Il est exact, cependant, que des facultés propres sont développées en fonction des activités. Ainsi un joueur de basket est-il plus apte à définir où un ballon se déposera, et un buteur patenté, en football, perçoit le but plus grand qu’il ne l’est (par opposition à un joueur moins fort, qui peut le percevoir plus petit). D’autres domaines naissent des raisonnements similaires: il a ainsi été établi que les chauffeurs de taxi londoniens disposaient d’un hippocampe – une zone du cerveau – plus grand que les chauffeurs de bus (or la navigation spatiale est une fonction majeure de l’hippocampe).

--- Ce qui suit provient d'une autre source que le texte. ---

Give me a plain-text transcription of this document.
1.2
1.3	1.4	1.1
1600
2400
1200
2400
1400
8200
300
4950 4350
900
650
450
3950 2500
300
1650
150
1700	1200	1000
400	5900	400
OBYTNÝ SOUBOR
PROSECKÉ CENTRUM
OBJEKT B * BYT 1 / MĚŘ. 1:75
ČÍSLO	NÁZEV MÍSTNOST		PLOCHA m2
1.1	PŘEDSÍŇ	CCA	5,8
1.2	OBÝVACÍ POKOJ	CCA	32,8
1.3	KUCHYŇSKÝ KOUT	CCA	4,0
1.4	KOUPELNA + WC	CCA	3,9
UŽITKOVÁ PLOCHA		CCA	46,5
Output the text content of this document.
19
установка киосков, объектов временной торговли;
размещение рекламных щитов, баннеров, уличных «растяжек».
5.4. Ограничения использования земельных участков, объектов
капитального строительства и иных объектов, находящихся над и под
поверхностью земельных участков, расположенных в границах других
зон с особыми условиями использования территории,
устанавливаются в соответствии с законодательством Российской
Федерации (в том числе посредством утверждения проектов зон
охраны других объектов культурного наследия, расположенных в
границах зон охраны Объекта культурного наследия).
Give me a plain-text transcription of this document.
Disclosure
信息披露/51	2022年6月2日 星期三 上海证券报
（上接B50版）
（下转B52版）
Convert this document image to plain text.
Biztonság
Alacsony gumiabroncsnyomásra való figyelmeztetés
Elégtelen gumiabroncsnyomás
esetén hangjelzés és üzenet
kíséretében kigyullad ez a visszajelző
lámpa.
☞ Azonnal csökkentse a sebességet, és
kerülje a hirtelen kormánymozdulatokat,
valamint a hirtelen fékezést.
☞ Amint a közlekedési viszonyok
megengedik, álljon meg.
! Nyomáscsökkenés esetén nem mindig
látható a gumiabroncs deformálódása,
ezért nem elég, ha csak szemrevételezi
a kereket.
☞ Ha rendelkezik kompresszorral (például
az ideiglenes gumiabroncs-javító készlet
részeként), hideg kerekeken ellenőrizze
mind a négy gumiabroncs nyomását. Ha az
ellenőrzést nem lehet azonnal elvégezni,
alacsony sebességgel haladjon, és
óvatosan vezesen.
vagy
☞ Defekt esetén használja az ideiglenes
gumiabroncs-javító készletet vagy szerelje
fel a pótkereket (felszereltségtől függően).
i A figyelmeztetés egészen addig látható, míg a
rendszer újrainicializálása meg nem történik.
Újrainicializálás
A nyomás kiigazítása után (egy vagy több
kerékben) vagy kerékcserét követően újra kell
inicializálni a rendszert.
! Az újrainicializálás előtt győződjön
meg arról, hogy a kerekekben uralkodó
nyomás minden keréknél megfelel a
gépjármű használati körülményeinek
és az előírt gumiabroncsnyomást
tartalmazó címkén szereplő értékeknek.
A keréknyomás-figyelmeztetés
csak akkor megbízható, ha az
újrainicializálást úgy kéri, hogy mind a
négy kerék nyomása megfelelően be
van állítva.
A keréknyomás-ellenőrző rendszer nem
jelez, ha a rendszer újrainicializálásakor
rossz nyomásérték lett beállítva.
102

Cela dit, malgré les avancées, Michiel van Elk ne croit pas en la science comme génitrice de champions.

Le dur labeur indépassable

«Théoriquement, on pourrait penser qu’elle suffirait à déterminer, selon les qualités décelées, vers quelle discipline doit se diriger tel ou tel jeune sportif, dit-il. Mais ce n’est que de la théorie. Je ne crois pas au potentiel d’un tel scanner.» Selon Grégoire Millet, «la science ne remplacera jamais la sueur, le sang et les larmes, pour paraphraser Churchill. ­L’entraînement reste le facteur le plus efficace pour améliorer la performance, et une pilule ne remplacera jamais la VO2 max (la consommation maximale d’oxygène). En outre, la science peut améliorer les composantes de l’entraînement, mais l’entraînement ne peut pas être, en tant que tel, uniquement scientifique. La science, par essence, doit être réfutable et reproductible. L’entraînement ne l’est pas.»